The WHO reports that new information regarding the level of harm that foodborne illnesses cause around the world has highlighted the global threats presented by unsafe foods.
The World Health Organisation (WHO) has dedicated this year’s World Health Day to international food safety. The WHO says that there is a strong ‘need for coordinated, cross-border action across the entire food supply chain’. The slogan associated with this year’s food safety campaign, ‘Farm to plate, make food safe’, reiterates the importance of food safety throughout the whole production to consumption process.
Another way in which the WHO is shining a spotlight on the importance of food safety is the release of the Global Burden of Foodborne Diseases which is scheduled for later this year. The report focuses on the harm that unsafe food poses to the world and early reports show that of the 582 million reports of foodborne illnesses resulting from ingesting harmful viruses or bacteria, 351,000 resulted in deaths.
Larger Population Means Rapid Expansion in the Food Industry
WHO Director-General Dr. Margaret Chan says that the industrialization, trade and distribution of the food industry have made food safety an issue that can ‘rapidly become an international emergency’. Dr. Chan adds that the everyday food we eat has the potential to be contaminated by countless parasites, chemicals or bacteria.
The recent globalisation of the food industry means that the much of the food we consume comes from different parts of the world. The pizza you buy from your local take-away shop could actually be made with wheat from Argentina and topped with cheese from India and salami from Spain. This makes it very difficult for authorities to track and then stop a potential food poisoning outbreak as the ingredients come from various global locations.
Foodborne Contamination can Cause Cancer
Food that is unsafe can cause more than 200 diseases that range from diarrhea to cancers, according to the WHO. There are many examples of unsafe foods that can cause foodborne illnesses; undercooked chicken, chemically polluted crops or foods washed in contaminated water just to name a few.

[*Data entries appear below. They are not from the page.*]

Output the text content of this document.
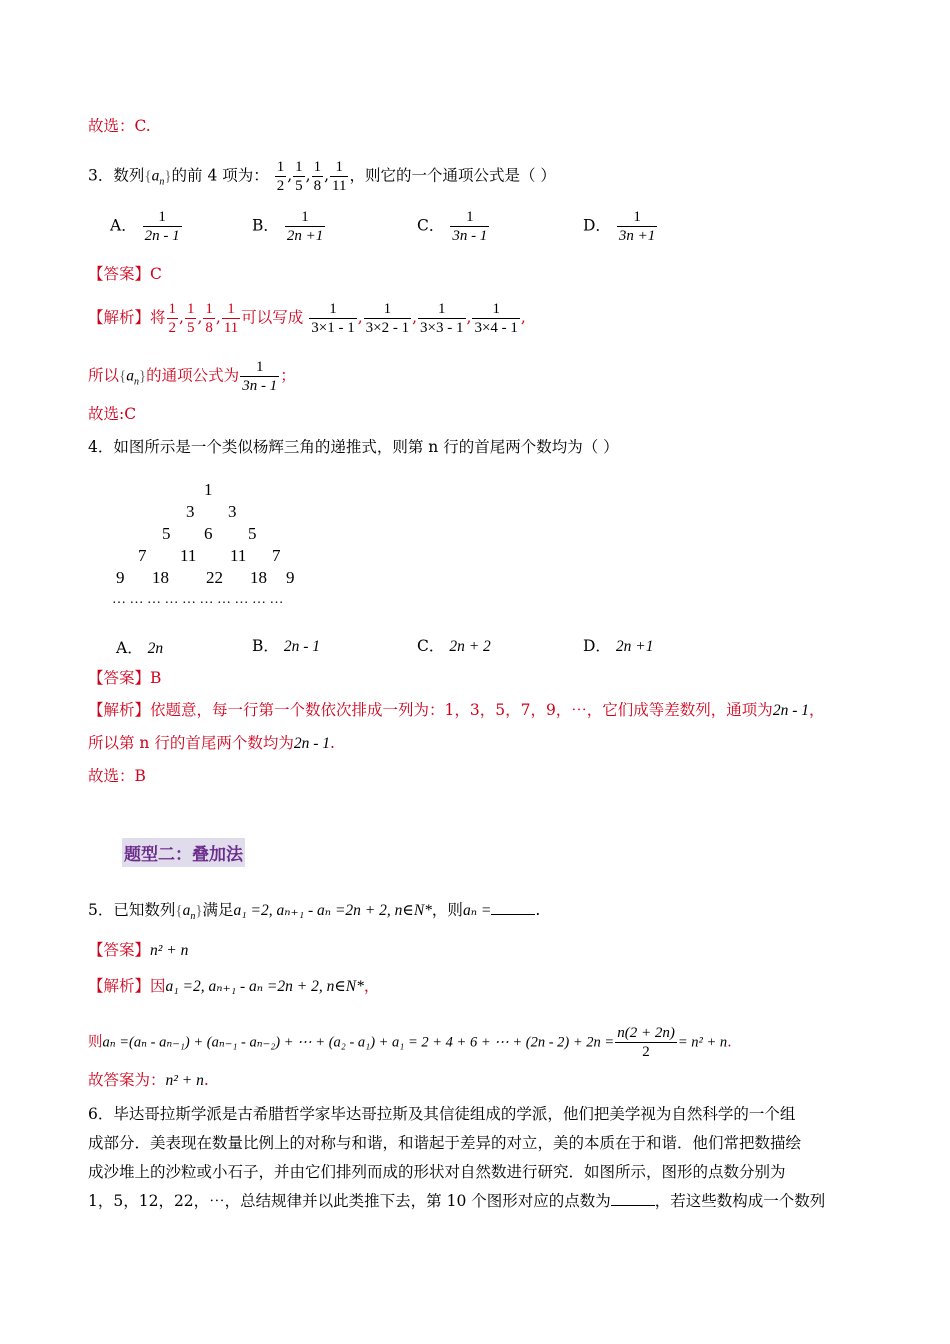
故选：C.
3．数列$\{a_n\}$的前 4 项为： $\frac{1}{2}$ , $\frac{1}{5}$ , $\frac{1}{8}$ , $\frac{1}{11}$ ，则它的一个通项公式是（ ）
A． $\frac{1}{2n - 1}$	B． $\frac{1}{2n +1}$	C． $\frac{1}{3n - 1}$	D． $\frac{1}{3n +1}$
【答案】C
【解析】将 $\frac{1}{2}$ , $\frac{1}{5}$ , $\frac{1}{8}$ , $\frac{1}{11}$ 可以写成 $\frac{1}{3\times 1 - 1}$ , $\frac{1}{3\times 2 - 1}$ , $\frac{1}{3\times 3 - 1}$ , $\frac{1}{3\times 4 - 1}$ ,
所以$\{a_n\}$的通项公式为 $\frac{1}{3n - 1}$ ；
故选:C
4．如图所示是一个类似杨辉三角的递推式，则第 n 行的首尾两个数均为（ ）
1
3 3
5 6 5
7 11 11 7
9 18 22 18 9
… … … … … … … … … …
A． 2n	B． 2n - 1	C． 2n + 2	D． 2n +1
【答案】B
【解析】依题意，每一行第一个数依次排成一列为：1，3，5，7，9，⋯，它们成等差数列，通项为2n - 1，
所以第 n 行的首尾两个数均为2n - 1.
故选：B
题型二：叠加法
5．已知数列$\{a_n\}$满足a₁ =2, aₙ₊₁ - aₙ =2n + 2, n∈N*，则aₙ =	.
【答案】n² + n
【解析】因a₁ =2, aₙ₊₁ - aₙ =2n + 2, n∈N*，
则aₙ =(aₙ - aₙ₋₁) + (aₙ₋₁ - aₙ₋₂) + ⋯ + (a₂ - a₁) + a₁ = 2 + 4 + 6 + ⋯ + $(2n - 2) + 2n = \frac{n(2 + 2n)}{2} = n^2 + n$.
故答案为：n² + n.
6．毕达哥拉斯学派是古希腊哲学家毕达哥拉斯及其信徒组成的学派，他们把美学视为自然科学的一个组
成部分．美表现在数量比例上的对称与和谐，和谐起于差异的对立，美的本质在于和谐．他们常把数描绘
成沙堆上的沙粒或小石子，并由它们排列而成的形状对自然数进行研究．如图所示，图形的点数分别为
1，5，12，22，⋯，总结规律并以此类推下去，第 10 个图形对应的点数为	，若这些数构成一个数列
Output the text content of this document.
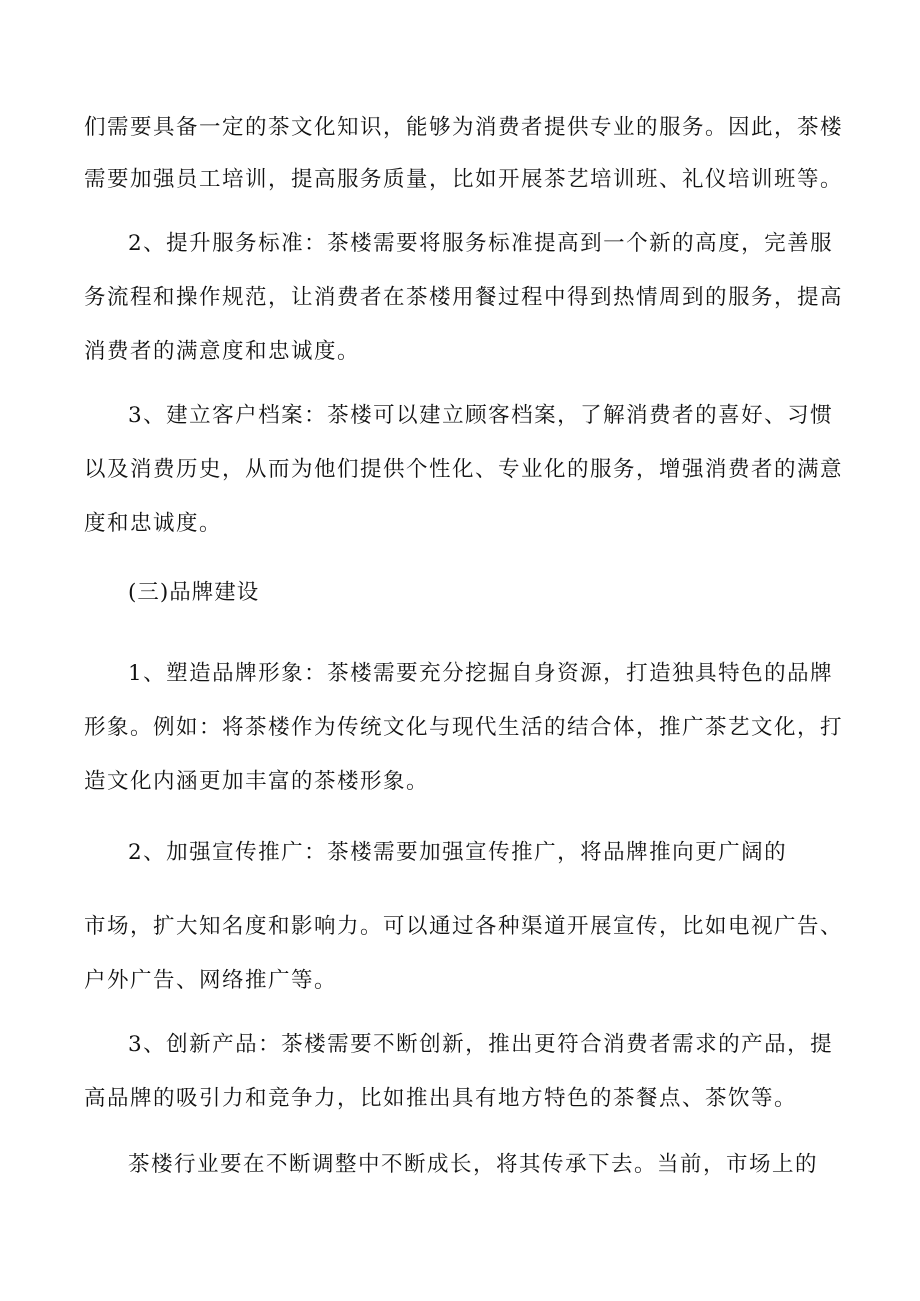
们需要具备一定的茶文化知识，能够为消费者提供专业的服务。因此，茶楼
需要加强员工培训，提高服务质量，比如开展茶艺培训班、礼仪培训班等。
2、提升服务标准：茶楼需要将服务标准提高到一个新的高度，完善服
务流程和操作规范，让消费者在茶楼用餐过程中得到热情周到的服务，提高
消费者的满意度和忠诚度。
3、建立客户档案：茶楼可以建立顾客档案，了解消费者的喜好、习惯
以及消费历史，从而为他们提供个性化、专业化的服务，增强消费者的满意
度和忠诚度。
(三)品牌建设
1、塑造品牌形象：茶楼需要充分挖掘自身资源，打造独具特色的品牌
形象。例如：将茶楼作为传统文化与现代生活的结合体，推广茶艺文化，打
造文化内涵更加丰富的茶楼形象。
2、加强宣传推广：茶楼需要加强宣传推广，将品牌推向更广阔的
市场，扩大知名度和影响力。可以通过各种渠道开展宣传，比如电视广告、
户外广告、网络推广等。
3、创新产品：茶楼需要不断创新，推出更符合消费者需求的产品，提
高品牌的吸引力和竞争力，比如推出具有地方特色的茶餐点、茶饮等。
茶楼行业要在不断调整中不断成长，将其传承下去。当前，市场上的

While stories like the Mad Cow Disease outbreak in the UK or the recent Hepatitis A berry scandal might dominate headlines for a short amount of time, the ever-changing nature of the news means that there is always something new and exciting just around the corner.
This means that food safety, although undeniably important, is not always at the forefront of people’s minds. One reason why the WHO is dedicating this year’s World Health Day to food safety is to create a substantial and lasting awareness of its importance.
A Global Plan to Fight for Food Safety
The UN’s Food and Agriculture Organisation (FAO) also believes the vast number of ways that unsafe food can cause contamination and harm makes it a globally important issue. In a joint FOA-WHO initiative, the International Food Safety Authorities Network is made up of 181 UN member states and focuses on rapidly sharing information related to food safety emergencies so as to stop a contamination spreading.
The World Health Day’s food safety focus not only looks at the big, news-worthy stories surrounding food illness outbreaks but on educating the world in the importance of everyday food safety. The WHO state that food safety is a ‘cross-cutting issue and shared responsibility that requires participation of non-public health sectors and support of major international and regional agencies and organisations active in the fields of food, emergency aid, and education.’